那种湿腻、黏连的触感,对于有着严重洁癖的她来说。
简直是一种酷刑,几乎快要让王雁都几乎快疯了!
而且根本没有时间去洗手间处理,满心只想快点逃离那个“恶魔”的房间,避免被任何人看到她这副狼狈不堪的模样。
必须抹掉所有昨夜发生过的证据。
王雁扶着墙,强迫自己冷静下来。
深吸一口气,颤抖着手从口袋里摸出那副标志性的金丝眼镜,重新戴上。
镜片后的眸子恢复了一贯的冷静与疏离,仿佛刚才那个在欲望边缘挣扎的疯女人从未存在过。
挺直了脊背,一米七八的身高在这一刻重新找回了属于医生的尊严。
白色高跟鞋稳稳地踩在地面,她走到走廊尽头的洗手台前。
细致地清洗了双手,每一个动作都透着强迫症般的严谨。
然而,当王雁抬起头,看向镜子中倒映出的自己时,那层伪装的平静瞬间土崩瓦解。
镜中的女人,面容绯红未褪,眼波流转间带着一种前所未有的媚态,哪里还有半点平日里冰山主任的冷艳模样?
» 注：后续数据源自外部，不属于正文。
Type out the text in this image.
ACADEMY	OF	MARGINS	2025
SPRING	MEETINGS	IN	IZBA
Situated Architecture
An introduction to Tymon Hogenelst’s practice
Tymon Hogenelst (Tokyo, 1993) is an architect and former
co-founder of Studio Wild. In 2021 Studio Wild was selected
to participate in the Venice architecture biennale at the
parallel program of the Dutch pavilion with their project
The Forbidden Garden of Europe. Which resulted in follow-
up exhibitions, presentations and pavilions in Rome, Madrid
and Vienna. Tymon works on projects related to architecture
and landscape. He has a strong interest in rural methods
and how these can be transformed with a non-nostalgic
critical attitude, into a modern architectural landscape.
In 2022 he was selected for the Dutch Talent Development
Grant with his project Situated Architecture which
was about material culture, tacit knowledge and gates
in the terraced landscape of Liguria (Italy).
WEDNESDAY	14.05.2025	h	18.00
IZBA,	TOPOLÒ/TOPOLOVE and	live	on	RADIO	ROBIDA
反而像一朵在暗夜中被雨水摧残后,开得愈发妖冶、颓败的黑玫瑰,散发着一种致命的诱惑。
鬼使神差地,她轻轻抬起右手,放1.9到高挺的鼻翼下。
指尖还残留着那个少年的气息,青涩,霸道,充满了侵略性。
这股气息,像是一把钥匙,瞬间打开了她心底那扇紧闭的潘多拉魔盒。
脑海中不受控制地回放起昨夜的画面,那个年仅18岁的少年,有着无与伦比的天赋和仿佛永远不知疲倦的体力槽。
那种被被推向云端的极致体验,是她那沉闷无趣的婚姻生活中从未有过的。
也是她作为一名男科医生,在那些功能障碍的患者身上永远无法体会到的。